A cidade de Murici, em Alagoas, governada pela família Calheiros há mais de 30 anos, foi alvo da segunda operação da Polícia Federal em menos de um ano. Batizada de Operação Delivery, a ação investiga suspeitas de corrupção em contratos de obras públicas. A investigação teve origem na prisão de um empresário flagrado com R$ 270 mil em espécie.

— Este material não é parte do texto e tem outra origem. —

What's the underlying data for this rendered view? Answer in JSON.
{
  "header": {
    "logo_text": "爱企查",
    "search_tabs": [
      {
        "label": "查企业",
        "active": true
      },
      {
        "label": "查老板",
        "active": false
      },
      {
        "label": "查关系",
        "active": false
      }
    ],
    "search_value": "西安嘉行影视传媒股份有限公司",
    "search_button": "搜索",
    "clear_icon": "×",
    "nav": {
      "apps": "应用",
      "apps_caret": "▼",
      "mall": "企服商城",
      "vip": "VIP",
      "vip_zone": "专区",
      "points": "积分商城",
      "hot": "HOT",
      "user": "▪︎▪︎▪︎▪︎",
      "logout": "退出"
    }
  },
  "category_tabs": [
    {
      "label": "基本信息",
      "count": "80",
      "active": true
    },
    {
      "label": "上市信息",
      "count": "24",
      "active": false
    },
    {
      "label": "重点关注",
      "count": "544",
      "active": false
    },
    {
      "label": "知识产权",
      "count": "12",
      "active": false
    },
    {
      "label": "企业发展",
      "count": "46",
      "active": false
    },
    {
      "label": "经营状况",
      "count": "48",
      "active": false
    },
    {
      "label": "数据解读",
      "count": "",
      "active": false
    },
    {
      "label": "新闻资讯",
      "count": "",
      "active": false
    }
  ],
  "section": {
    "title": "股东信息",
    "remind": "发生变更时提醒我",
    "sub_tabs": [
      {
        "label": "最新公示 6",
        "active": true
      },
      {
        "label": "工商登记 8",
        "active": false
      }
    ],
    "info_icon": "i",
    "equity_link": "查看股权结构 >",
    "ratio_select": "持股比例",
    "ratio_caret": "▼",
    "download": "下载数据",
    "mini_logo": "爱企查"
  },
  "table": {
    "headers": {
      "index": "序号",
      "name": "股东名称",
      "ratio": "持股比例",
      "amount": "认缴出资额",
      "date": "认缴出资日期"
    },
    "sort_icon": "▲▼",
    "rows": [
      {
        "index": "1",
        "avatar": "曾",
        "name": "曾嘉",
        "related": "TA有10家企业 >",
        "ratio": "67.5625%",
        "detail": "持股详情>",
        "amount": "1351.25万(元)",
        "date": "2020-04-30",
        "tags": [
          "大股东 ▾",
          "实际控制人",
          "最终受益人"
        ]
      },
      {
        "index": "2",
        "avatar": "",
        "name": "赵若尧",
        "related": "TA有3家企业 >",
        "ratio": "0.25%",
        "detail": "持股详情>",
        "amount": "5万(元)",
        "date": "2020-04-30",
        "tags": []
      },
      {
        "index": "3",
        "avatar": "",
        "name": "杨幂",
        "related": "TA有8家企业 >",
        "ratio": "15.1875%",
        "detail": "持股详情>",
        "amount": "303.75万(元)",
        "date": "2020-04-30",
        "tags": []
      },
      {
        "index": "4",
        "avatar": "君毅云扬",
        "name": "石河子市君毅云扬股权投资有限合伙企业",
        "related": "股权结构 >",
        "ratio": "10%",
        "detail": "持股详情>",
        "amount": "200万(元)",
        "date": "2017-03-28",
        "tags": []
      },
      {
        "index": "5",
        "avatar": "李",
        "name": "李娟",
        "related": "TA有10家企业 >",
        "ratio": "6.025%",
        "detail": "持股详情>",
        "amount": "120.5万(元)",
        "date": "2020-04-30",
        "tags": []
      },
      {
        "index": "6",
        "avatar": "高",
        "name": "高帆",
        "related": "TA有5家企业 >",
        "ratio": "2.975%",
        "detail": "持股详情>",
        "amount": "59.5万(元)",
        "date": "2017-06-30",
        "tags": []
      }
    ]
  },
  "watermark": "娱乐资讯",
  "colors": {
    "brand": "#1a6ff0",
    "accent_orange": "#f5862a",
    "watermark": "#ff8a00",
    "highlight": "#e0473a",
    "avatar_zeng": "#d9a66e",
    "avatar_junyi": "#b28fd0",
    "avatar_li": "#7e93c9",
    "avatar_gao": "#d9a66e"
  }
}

A operação desta terça-feira (26) cumpre mandados de busca e apreensão em endereços ligados à prefeitura e a empresas suspeitas de participar de um esquema de superfaturamento e desvio de recursos públicos. De acordo com a Polícia Federal, os contratos sob suspeita envolvem obras de pavimentação, saneamento e construção de equipamentos públicos, com indícios de direcionamento de licitações e pagamento de propinas a agentes públicos.

O caso teve início em 2025, quando um empresário foi preso em flagrante com R$ 270 mil em espécie, sem origem declarada. A partir daí, a PF aprofundou as investigações e identificou movimentações financeiras atípicas entre empresas contratadas pela prefeitura de Murici e servidores municipais. A Operação Delivery é a segunda ação de grande porte da Polícia Federal em Murici em menos de um ano. Em outubro de 2025, a Operação Cartão Vermelho já havia mirado suspeitas de fraudes em licitações na área da saúde no município.

Murici é um dos principais redutos políticos da família Calheiros, que controla a prefeitura local há mais de três décadas. O atual prefeito, Rennan Calheiros, é filho do senador Renan Calheiros e neto do ex-senador Humberto Calheiros. A hegemonia da família no município é frequentemente associada a práticas de clientelismo e controle político, o que torna a cidade um símbolo da política tradicional alagoana.

A Polícia Federal não divulgou os nomes dos investigados nem detalhou se há mandados de prisão. A prefeitura de Murici, por meio de nota, afirmou que colabora com as investigações e que não comenta processos em andamento. A Operação Delivery segue em curso, com análise de documentos e depoimentos previstos para as próximas semanas.